For decades now, researchers have been searching for the link between governance and performance that supposedly exists. Most of the research has investigated isolated attributes of governance—things like Board size, gender diversity, the inside/outside director balance, and CEO/Chair duality. The results have been mixed. Some researchers have suggested correlations. Others have disagreed. Despite considerable effort—over an extended period—researchers seem to have reached an impasse.

I was thinking about this while watching a motor racing programme on television yesterday, and concluded we've been looking at the wrong things.

Do cars go faster because they have a male driver or red paint, (for example)? Of course not. Rather, they go faster because of the way they are prepared and what happens on the race track. Racing drivers win because of what they do (techniques, decision-making), not who or what they are (gender, fitness levels, red car). 

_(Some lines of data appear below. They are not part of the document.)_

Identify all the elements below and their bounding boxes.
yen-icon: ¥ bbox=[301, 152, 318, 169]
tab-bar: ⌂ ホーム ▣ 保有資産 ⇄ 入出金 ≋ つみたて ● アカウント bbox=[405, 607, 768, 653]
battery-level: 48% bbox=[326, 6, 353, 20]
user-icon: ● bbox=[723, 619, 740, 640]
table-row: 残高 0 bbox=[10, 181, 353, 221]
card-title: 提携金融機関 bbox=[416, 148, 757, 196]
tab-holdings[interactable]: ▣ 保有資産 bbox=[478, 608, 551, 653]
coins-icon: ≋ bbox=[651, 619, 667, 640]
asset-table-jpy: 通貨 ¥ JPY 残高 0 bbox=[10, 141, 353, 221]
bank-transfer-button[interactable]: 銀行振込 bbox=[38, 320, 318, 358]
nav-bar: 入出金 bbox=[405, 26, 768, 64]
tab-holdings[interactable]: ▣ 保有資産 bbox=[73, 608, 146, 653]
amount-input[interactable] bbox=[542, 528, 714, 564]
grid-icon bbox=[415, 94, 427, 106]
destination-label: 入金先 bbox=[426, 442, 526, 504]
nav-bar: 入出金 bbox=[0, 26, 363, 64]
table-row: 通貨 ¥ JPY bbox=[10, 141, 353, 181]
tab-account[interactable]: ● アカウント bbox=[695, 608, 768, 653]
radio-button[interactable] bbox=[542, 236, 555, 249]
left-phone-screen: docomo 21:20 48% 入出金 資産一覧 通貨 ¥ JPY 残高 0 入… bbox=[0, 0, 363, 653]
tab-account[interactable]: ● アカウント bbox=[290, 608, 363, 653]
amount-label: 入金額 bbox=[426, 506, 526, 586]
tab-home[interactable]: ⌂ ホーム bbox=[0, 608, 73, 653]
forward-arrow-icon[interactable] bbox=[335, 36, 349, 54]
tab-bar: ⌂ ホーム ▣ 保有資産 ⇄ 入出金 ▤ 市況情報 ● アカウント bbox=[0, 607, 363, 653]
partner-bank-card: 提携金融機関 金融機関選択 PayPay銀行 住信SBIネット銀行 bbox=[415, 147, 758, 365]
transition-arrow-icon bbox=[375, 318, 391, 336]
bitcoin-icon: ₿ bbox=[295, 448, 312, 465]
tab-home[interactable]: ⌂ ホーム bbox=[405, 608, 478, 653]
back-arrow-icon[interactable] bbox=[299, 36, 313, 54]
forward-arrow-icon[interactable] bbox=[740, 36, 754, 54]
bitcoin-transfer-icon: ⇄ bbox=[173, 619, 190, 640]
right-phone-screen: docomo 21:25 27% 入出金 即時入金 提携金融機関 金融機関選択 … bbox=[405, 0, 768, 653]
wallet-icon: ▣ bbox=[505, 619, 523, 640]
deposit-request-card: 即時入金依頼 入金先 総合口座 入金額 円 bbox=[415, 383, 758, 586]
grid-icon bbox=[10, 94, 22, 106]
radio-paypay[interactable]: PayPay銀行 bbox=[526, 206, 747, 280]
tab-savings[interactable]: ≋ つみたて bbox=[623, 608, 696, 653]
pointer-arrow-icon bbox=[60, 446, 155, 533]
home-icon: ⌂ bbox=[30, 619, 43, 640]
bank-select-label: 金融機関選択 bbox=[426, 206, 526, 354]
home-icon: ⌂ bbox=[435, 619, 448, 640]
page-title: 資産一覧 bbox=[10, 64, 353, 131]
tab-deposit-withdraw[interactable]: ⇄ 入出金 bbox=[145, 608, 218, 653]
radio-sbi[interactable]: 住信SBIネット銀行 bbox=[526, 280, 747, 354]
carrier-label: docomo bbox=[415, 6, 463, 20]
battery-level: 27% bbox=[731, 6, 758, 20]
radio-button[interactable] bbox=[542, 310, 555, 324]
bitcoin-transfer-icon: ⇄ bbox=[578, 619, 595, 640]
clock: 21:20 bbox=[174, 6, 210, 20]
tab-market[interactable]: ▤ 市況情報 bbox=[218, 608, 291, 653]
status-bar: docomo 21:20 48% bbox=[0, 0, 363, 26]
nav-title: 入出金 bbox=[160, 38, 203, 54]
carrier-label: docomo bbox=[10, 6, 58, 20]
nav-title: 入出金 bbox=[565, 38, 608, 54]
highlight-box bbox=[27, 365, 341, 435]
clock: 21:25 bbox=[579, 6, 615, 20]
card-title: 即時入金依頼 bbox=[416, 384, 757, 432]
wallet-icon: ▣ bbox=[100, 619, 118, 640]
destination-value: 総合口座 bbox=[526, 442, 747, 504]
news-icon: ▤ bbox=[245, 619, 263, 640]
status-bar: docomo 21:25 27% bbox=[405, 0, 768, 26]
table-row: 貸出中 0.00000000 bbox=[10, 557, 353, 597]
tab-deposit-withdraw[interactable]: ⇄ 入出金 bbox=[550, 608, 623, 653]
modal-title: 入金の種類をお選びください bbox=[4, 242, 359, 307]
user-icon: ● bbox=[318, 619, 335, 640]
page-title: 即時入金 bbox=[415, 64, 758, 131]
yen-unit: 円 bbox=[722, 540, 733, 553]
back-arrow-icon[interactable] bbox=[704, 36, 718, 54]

We have much to learn from this analogy. If a link between governance and company performance exists (as several well-regarded scholars have postulated), it will, in all likelihood, be due to the activities of the Board as a whole—what they talk about, the decisions they make, the way they monitor performance. If progress towards exposing the elusive link between governance and performance is to be made, the research agenda needs to change—from attributes to activities. Does this sound plausible to you?
2 Comments
peter
15/2/2013 11:58:16

Peter, do you consider there to be a difference between the practice of corporate governance and the practice of directing?

Based on my reading no empirical study has found a link between governance mechanisms (inferential attributes) and firm performance.

I suspect that it is illusive because governance mechanisms are not designed with firm performance in mind. Have you looked at Macey's theory of corporate governance? He claims the monitoring (governance) and managing (directing) functions of the board are irrenconcilabe.

Reply
Peter Crow
15/2/2013 13:16:13

Peter
Thanks for engaging with the attributes/activities topic. Huse, Leblanc, Lockhart, and Yermack have all separately postulated a relationship between governance and firm performance, thus my original comment.

As regards to your question about the practice of corporate governance and the practice of directing, I'm not sure. I have not come across Macey's theory in the literature, but will search it out.